Ganoderic acid Me induces the apoptosis of competent T cells and increases the proportion of Treg cells through enhancing the expression and activation of indoleamine 2,3-dioxygenase in mouse lewis lung cancer cells

•GA-Me increases IDO expression via IFN-γ.•GA-Me treatment increases apoptosis of T-cells via IDO.•GA-Me treatment increases kyn production in co-culture system of IDO expression.•GA-Me increases converted CD4+ CD25– T cells to CD4+ CD25+ T cells in vitro.•GA-Me treatment suppresses CD8+ T cells activation and cytolytic activity.

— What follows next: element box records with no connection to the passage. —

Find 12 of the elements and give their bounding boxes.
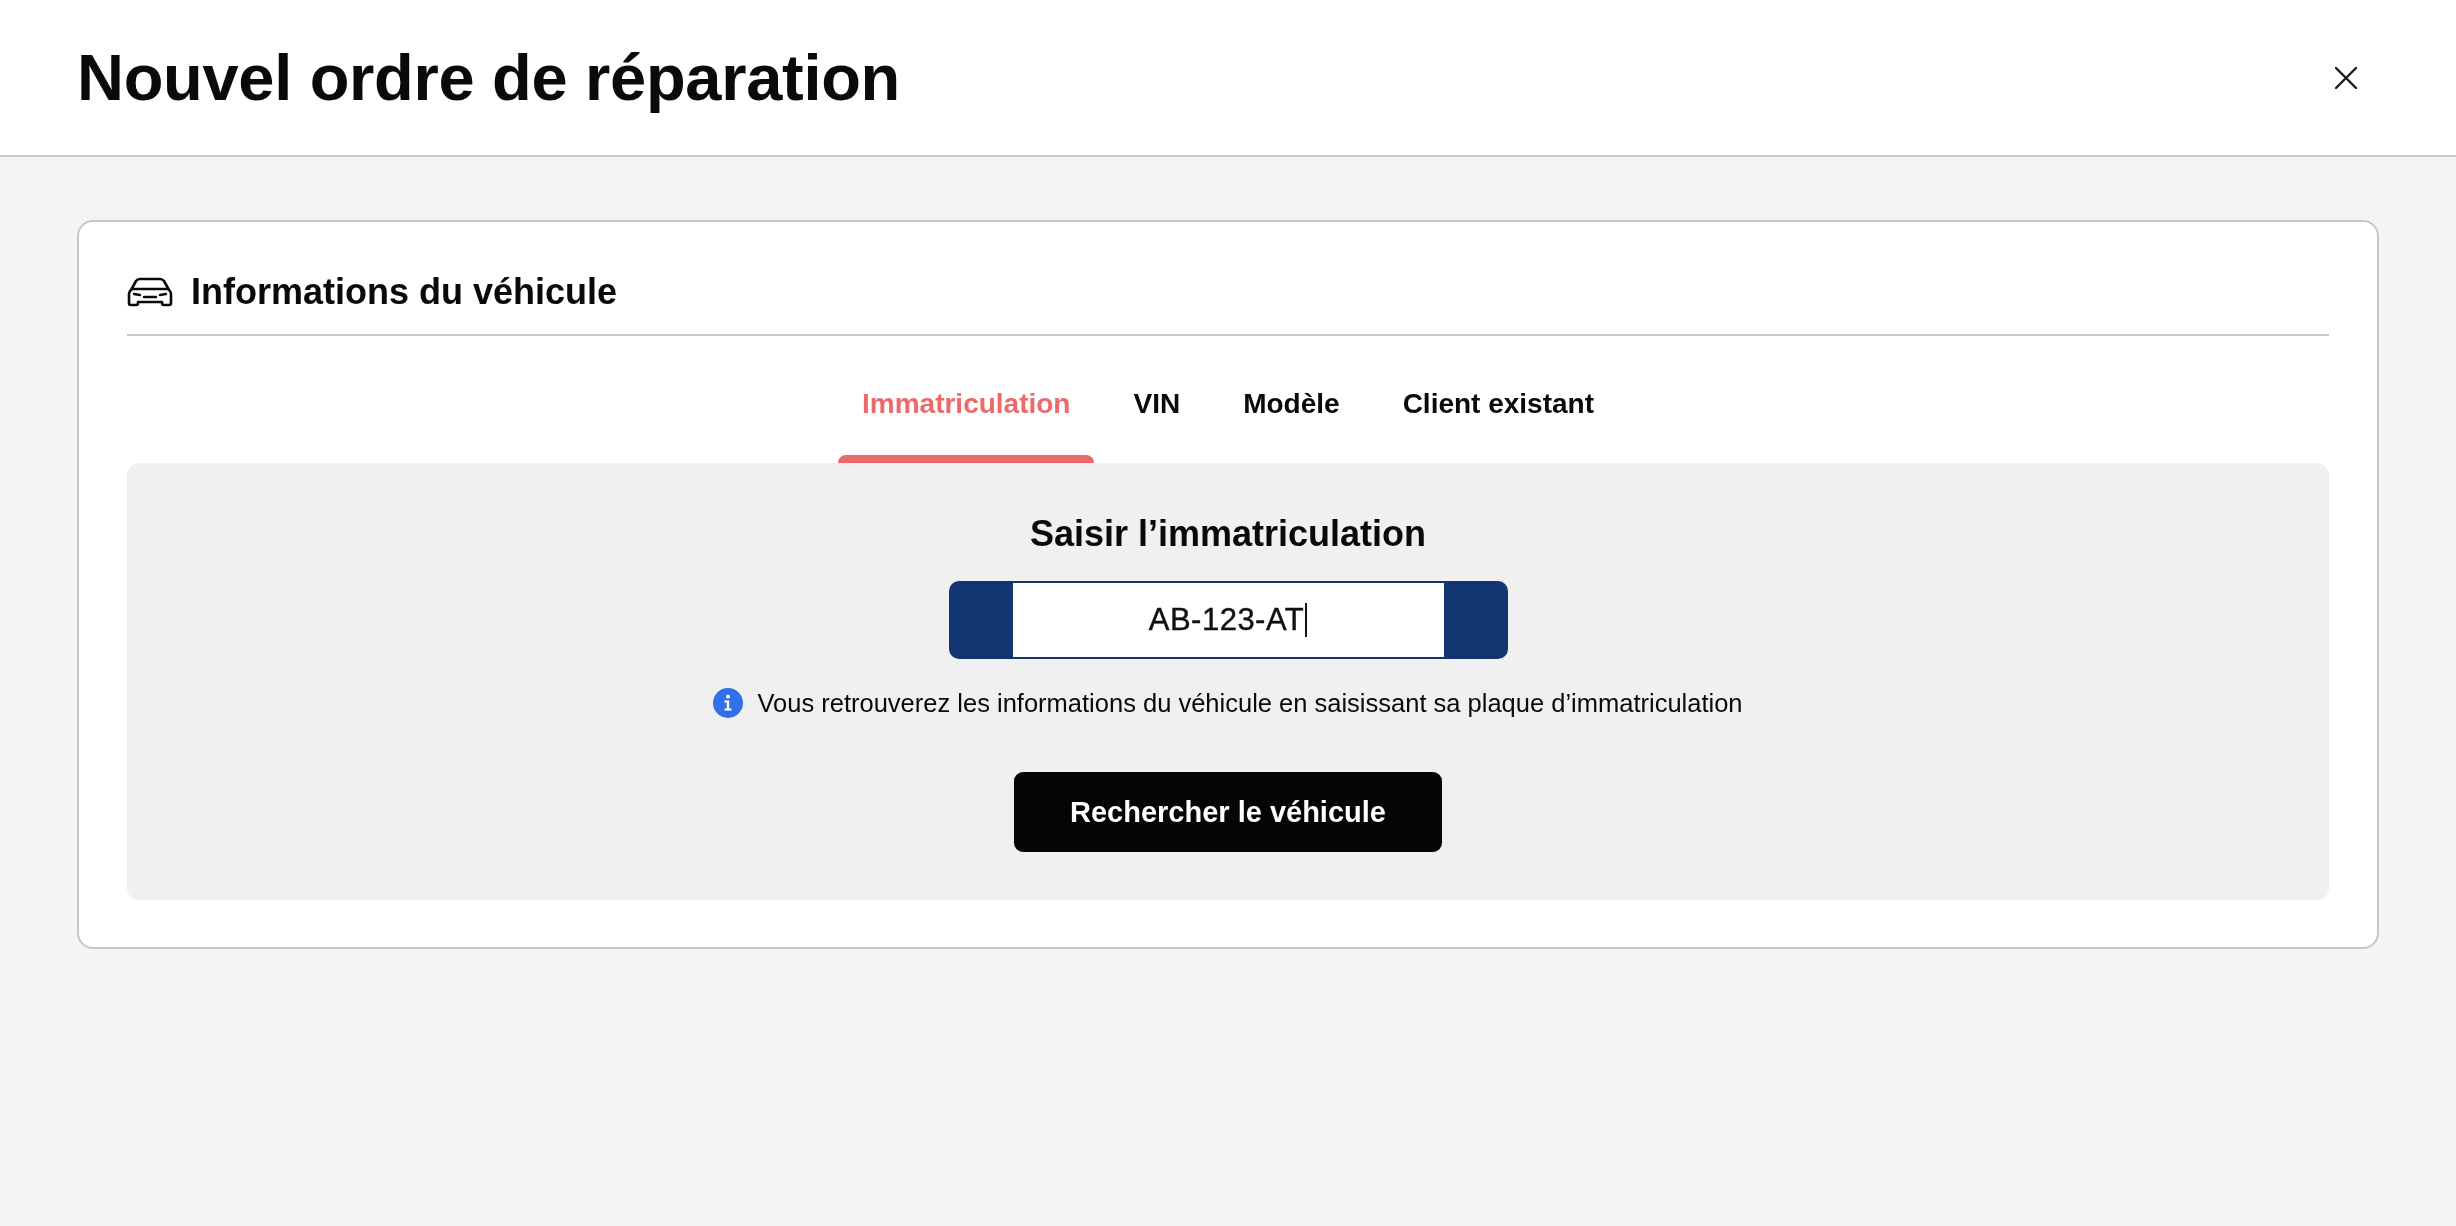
tab[interactable]: Modèle: [1219, 336, 1364, 463]
tab[interactable]: VIN: [1109, 336, 1205, 463]
panel-heading: Saisir l’immatriculation: [1029, 512, 1427, 556]
info-icon: [713, 688, 744, 718]
license-plate-input-field[interactable]: AB-123-AT: [948, 581, 1508, 659]
close-icon: [2335, 66, 2357, 89]
hint-text: Vous retrouverez les informations du véhicule en saisissant sa plaque d’immatriculation: [757, 688, 1743, 719]
dialog-title: Nouvel ordre de réparation: [77, 39, 900, 116]
tab[interactable]: Client existant: [1378, 336, 1618, 463]
car-icon: [127, 277, 173, 307]
search-vehicle-button[interactable]: Rechercher le véhicule: [1014, 772, 1442, 852]
card-title: Informations du véhicule: [191, 270, 618, 314]
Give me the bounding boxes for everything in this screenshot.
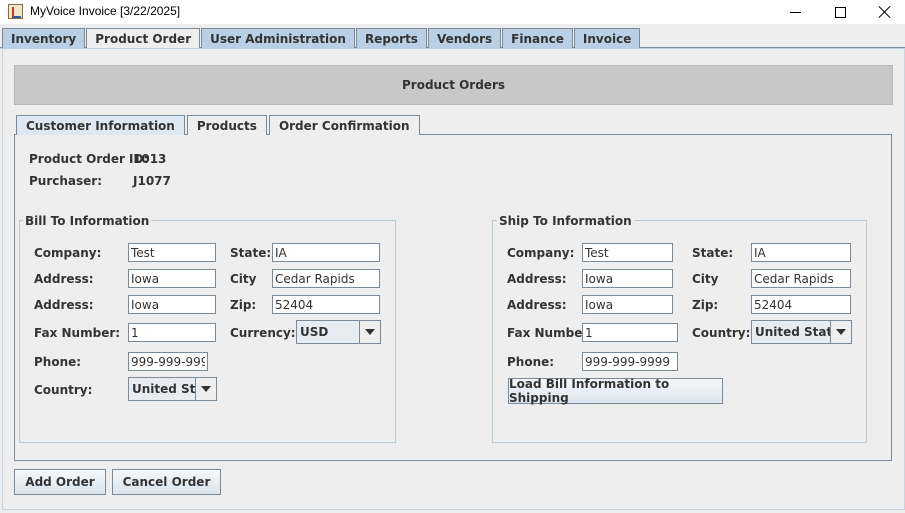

The indoleamine 2,3-dioxygenase-(IDO-) mediated microenvironment plays an important role in tumor immune escape. It is known that ganoderic acid Me can enhance IFN-γ expression and IDO is preferentially induced by IFN-γ. However, whether GA-Me can induce IDO expression has not been clarified yet. We established stable clones of IDO-overexpressing 2LL cells (2LL-EGFP–IDO). After co-culturing with IDO expressing or control vector-transfected 2LL-EGFP cells, T cell apoptosis was determined and the proportion of the regulatory T cells (Tregs) and CD8 + T cell subset was measured. The total cellular protein samples of 2LL-EGFP–IDO cells were isolated for detecting JAK–STAT1 signalling pathway. Co-culture supernatants were used to detect amino acids and cytokines. IDO transfected 2LL cells yielded high level of IDO enzymatic activity, resulting in complete depletion of tryptophan from the culture medium. We found that apoptosis occurred in T cells after cocultured with IDO + 2LL cells and the proportion of CD4 + CD25 + cells and FoxP3 + cells increased while CD8 + cells decreased. The specific inhibitor of IDO, 1-D-MT and GA-Me efficiently enhanced T cell apoptosis, increased Tregs, and reduced CD8 + T cells in vitro. Increased expression of IDO, p-JAK1 and p-STAT1 were confirmed by Western blot analysis. The levels of IFN-γ, IL-10, LDH and kynurenine in co-culture supernatant correspondingly increased, while tryptophan reduced. These results suggest that GA-Me contributing to IDO helps to create a tolerogenic milieu in lung tumors by directly inducing T cell apoptosis, restraining CD8 + T cell activation, and enhancing Treg-mediated immunosuppression.